EMBL-European Bioinformatics Institute, Wellcome Trust Genome Campus, Hinxton, Cambridge, CB10 1SD, UK.
Mol Cell Proteomics. 2011 Sep;10(9):M111.008490. doi: 10.1074/mcp.M111.008490. Epub 2011 Jun 23.
In proteomics, protein identifications are reported and stored using an unstable reference system: protein identifiers. These proprietary identifiers are created individually by every protein database and can change or may even be deleted over time. To estimate the effect of the searched protein sequence database on the long-term storage of proteomics data we analyzed the changes of reported protein identifiers from all public experiments in the Proteomics Identifications (PRIDE) database by November 2010. To map the submitted protein identifier to a currently active entry, two distinct approaches were used. The first approach used the Protein Identifier Cross Referencing (PICR) service at the EBI, which maps protein identifiers based on 100% sequence identity. The second one (called logical mapping algorithm) accessed the source databases and retrieved the current status of the reported identifier. Our analysis showed the differences between the main protein databases (International Protein Index (IPI), UniProt Knowledgebase (UniProtKB), National Center for Biotechnological Information nr database (NCBI nr), and Ensembl) in respect to identifier stability. For example, whereas 20% of submitted IPI entries were deleted after two years, virtually all UniProtKB entries remained either active or replaced. Furthermore, the two mapping algorithms produced markedly different results. For example, the PICR service reported 10% more IPI entries deleted compared with the logical mapping algorithm. We found several cases where experiments contained more than 10% deleted identifiers already at the time of publication. We also assessed the proportion of peptide identifications in these data sets that still fitted the originally identified protein sequences. Finally, we performed the same overall analysis on all records from IPI, Ensembl, and UniProtKB: two releases per year were used, from 2005. This analysis showed for the first time the true effect of changing protein identifiers on proteomics data. Based on these findings, UniProtKB seems the best database for applications that rely on the long-term storage of proteomics data.

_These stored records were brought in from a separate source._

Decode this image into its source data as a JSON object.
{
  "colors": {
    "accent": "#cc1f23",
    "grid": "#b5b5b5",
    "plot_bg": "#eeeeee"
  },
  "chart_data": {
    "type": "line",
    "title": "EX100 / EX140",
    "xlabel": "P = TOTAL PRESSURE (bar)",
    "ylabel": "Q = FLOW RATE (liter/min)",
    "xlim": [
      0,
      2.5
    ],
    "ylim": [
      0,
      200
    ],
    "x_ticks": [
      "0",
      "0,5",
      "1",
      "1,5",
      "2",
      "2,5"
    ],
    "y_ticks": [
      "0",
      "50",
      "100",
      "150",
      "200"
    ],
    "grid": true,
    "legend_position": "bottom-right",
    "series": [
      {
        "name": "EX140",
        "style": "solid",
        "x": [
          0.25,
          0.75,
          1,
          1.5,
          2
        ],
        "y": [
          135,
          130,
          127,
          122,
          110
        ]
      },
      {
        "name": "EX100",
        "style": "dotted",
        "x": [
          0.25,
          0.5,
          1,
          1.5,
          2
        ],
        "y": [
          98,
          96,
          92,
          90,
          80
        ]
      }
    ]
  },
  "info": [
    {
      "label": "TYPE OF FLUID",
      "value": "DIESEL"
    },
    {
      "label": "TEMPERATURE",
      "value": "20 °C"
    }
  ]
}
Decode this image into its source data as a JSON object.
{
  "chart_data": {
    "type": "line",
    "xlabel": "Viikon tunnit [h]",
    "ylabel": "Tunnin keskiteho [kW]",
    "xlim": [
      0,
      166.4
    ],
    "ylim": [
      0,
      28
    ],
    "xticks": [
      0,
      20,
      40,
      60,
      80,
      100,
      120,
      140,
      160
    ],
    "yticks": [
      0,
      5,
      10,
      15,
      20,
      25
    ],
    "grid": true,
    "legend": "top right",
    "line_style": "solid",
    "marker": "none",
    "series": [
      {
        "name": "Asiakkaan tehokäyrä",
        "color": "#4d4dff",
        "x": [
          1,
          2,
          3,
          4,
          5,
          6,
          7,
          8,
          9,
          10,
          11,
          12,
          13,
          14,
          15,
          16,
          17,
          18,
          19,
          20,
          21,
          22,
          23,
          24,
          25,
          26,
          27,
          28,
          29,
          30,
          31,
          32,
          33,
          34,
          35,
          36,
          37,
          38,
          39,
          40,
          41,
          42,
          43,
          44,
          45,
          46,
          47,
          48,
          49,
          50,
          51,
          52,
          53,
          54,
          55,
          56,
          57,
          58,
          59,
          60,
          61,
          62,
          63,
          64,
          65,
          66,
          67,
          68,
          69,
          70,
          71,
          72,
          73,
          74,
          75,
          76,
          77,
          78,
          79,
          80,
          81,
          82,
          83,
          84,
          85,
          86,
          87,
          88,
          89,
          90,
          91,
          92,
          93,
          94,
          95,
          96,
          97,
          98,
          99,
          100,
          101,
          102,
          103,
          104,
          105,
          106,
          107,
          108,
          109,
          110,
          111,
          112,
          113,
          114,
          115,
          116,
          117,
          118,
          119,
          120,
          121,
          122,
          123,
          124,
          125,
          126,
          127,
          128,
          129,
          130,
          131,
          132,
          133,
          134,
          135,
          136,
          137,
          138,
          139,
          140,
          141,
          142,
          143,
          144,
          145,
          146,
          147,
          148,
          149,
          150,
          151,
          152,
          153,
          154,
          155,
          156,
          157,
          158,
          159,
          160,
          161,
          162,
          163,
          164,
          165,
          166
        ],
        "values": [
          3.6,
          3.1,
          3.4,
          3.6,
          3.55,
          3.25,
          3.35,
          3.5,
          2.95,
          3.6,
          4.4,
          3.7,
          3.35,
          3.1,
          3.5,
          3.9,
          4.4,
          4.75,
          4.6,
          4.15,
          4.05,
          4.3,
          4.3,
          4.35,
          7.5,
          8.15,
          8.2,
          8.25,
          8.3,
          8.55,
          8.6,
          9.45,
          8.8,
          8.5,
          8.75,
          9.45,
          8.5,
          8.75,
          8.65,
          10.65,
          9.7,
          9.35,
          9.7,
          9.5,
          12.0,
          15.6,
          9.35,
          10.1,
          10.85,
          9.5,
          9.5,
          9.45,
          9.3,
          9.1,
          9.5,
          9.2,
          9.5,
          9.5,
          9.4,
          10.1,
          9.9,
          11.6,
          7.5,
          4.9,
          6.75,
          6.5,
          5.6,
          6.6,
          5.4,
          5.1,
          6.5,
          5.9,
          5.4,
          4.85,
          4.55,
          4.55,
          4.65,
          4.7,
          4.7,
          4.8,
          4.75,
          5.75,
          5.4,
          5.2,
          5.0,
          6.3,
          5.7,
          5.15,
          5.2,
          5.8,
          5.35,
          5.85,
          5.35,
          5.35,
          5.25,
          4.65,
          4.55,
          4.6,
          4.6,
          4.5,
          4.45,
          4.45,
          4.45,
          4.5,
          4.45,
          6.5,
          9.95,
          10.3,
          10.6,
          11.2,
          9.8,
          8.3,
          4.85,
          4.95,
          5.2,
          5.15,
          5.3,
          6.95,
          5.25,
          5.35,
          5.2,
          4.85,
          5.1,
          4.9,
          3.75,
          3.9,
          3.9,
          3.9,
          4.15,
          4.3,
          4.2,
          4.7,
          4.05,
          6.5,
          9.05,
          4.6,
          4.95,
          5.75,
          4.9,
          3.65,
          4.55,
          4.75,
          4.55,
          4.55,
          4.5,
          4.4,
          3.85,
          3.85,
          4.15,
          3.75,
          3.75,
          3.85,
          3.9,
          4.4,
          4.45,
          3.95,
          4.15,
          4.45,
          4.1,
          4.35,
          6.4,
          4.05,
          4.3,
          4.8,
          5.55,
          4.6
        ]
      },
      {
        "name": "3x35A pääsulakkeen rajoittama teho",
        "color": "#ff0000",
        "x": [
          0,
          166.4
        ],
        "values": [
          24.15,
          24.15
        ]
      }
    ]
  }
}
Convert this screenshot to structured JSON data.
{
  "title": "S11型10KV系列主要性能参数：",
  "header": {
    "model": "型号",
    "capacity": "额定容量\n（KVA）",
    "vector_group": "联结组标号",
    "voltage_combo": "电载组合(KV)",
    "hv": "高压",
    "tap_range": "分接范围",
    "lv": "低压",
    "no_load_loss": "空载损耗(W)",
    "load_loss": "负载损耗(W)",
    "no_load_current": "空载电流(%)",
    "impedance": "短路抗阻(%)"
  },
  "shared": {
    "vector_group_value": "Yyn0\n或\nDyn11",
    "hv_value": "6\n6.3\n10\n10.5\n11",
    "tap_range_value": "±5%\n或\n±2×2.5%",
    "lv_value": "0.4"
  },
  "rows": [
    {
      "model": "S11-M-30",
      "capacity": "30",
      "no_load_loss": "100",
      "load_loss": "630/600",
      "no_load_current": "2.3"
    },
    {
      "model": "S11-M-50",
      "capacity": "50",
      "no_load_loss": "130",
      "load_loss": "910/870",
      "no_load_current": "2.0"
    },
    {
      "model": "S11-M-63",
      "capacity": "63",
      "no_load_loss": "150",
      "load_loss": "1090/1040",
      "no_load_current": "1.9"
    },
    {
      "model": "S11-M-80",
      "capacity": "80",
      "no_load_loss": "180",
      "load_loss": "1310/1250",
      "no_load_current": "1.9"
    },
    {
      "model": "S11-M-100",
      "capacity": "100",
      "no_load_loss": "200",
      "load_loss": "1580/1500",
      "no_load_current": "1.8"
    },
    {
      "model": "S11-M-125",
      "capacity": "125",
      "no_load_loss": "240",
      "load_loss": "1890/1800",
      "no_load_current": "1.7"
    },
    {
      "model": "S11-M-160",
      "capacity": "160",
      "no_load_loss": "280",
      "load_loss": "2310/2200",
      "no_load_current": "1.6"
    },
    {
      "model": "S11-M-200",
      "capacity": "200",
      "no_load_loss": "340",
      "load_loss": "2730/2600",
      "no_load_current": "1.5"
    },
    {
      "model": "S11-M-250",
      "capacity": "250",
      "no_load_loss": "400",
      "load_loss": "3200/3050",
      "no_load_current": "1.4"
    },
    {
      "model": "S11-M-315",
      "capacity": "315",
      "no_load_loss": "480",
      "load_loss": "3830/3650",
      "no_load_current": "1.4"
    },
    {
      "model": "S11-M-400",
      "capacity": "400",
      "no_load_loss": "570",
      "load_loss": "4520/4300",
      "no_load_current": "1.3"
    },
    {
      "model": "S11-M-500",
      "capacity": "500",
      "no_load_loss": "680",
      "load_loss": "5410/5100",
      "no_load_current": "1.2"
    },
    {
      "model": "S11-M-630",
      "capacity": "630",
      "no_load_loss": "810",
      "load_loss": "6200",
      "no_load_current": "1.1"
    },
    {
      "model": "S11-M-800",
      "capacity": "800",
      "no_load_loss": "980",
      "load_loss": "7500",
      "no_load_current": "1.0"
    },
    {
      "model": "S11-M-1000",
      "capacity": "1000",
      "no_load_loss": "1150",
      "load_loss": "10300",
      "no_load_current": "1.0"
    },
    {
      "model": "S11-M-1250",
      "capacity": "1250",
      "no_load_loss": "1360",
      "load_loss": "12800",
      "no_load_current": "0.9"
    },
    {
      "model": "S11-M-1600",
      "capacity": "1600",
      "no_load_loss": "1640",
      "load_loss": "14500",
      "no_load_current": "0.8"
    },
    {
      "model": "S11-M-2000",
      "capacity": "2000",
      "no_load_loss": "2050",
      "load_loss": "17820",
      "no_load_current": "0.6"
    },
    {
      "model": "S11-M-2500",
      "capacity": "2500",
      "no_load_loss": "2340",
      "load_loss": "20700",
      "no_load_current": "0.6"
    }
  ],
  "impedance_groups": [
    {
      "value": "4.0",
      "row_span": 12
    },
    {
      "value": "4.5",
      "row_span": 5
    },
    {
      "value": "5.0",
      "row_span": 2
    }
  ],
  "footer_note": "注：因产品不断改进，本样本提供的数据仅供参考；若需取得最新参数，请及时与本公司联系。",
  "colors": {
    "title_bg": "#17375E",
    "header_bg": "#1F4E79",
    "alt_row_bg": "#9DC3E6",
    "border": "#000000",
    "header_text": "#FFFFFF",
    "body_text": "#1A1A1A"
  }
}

在蛋白质组学中,蛋白质鉴定是使用不稳定的参考系统(即蛋白质标识符)报告和存储的。这些专有的标识符是由每个蛋白质数据库单独创建的,可能会随着时间的推移而改变甚至被删除。为了评估所搜索的蛋白质序列数据库对蛋白质组学数据长期存储的影响,我们分析了截至 2010 年 11 月 Proteomics Identifications (PRIDE) 数据库中所有公共实验报告的蛋白质标识符的变化情况。为了将提交的蛋白质标识符映射到当前活跃的条目,我们使用了两种不同的方法。第一种方法使用 EBI 的 Protein Identifier Cross Referencing (PICR) 服务,该服务基于 100%的序列同一性来映射蛋白质标识符。第二种方法(称为逻辑映射算法)访问源数据库并检索报告标识符的当前状态。我们的分析显示了主要蛋白质数据库(国际蛋白质索引(IPI)、UniProt 知识库(UniProtKB)、国家生物技术信息中心 nr 数据库(NCBI nr)和 Ensembl)在标识符稳定性方面的差异。例如,在两年后,20%的提交的 IPI 条目被删除,而实际上所有的 UniProtKB 条目要么保持活跃,要么被替换。此外,两种映射算法产生了明显不同的结果。例如,与逻辑映射算法相比,PICR 服务报告有 10%的 IPI 条目被删除。我们发现有几个实验在发表时已经包含了超过 10%的已删除标识符。我们还评估了这些数据集中肽鉴定的比例,这些肽鉴定仍然符合最初鉴定的蛋白质序列。最后,我们对来自 IPI、Ensembl 和 UniProtKB 的所有记录执行了相同的总体分析:每年使用两个版本,从 2005 年开始。这项分析首次展示了改变蛋白质标识符对蛋白质组学数据的真实影响。基于这些发现,UniProtKB 似乎是依赖蛋白质组学数据长期存储的应用程序的最佳数据库。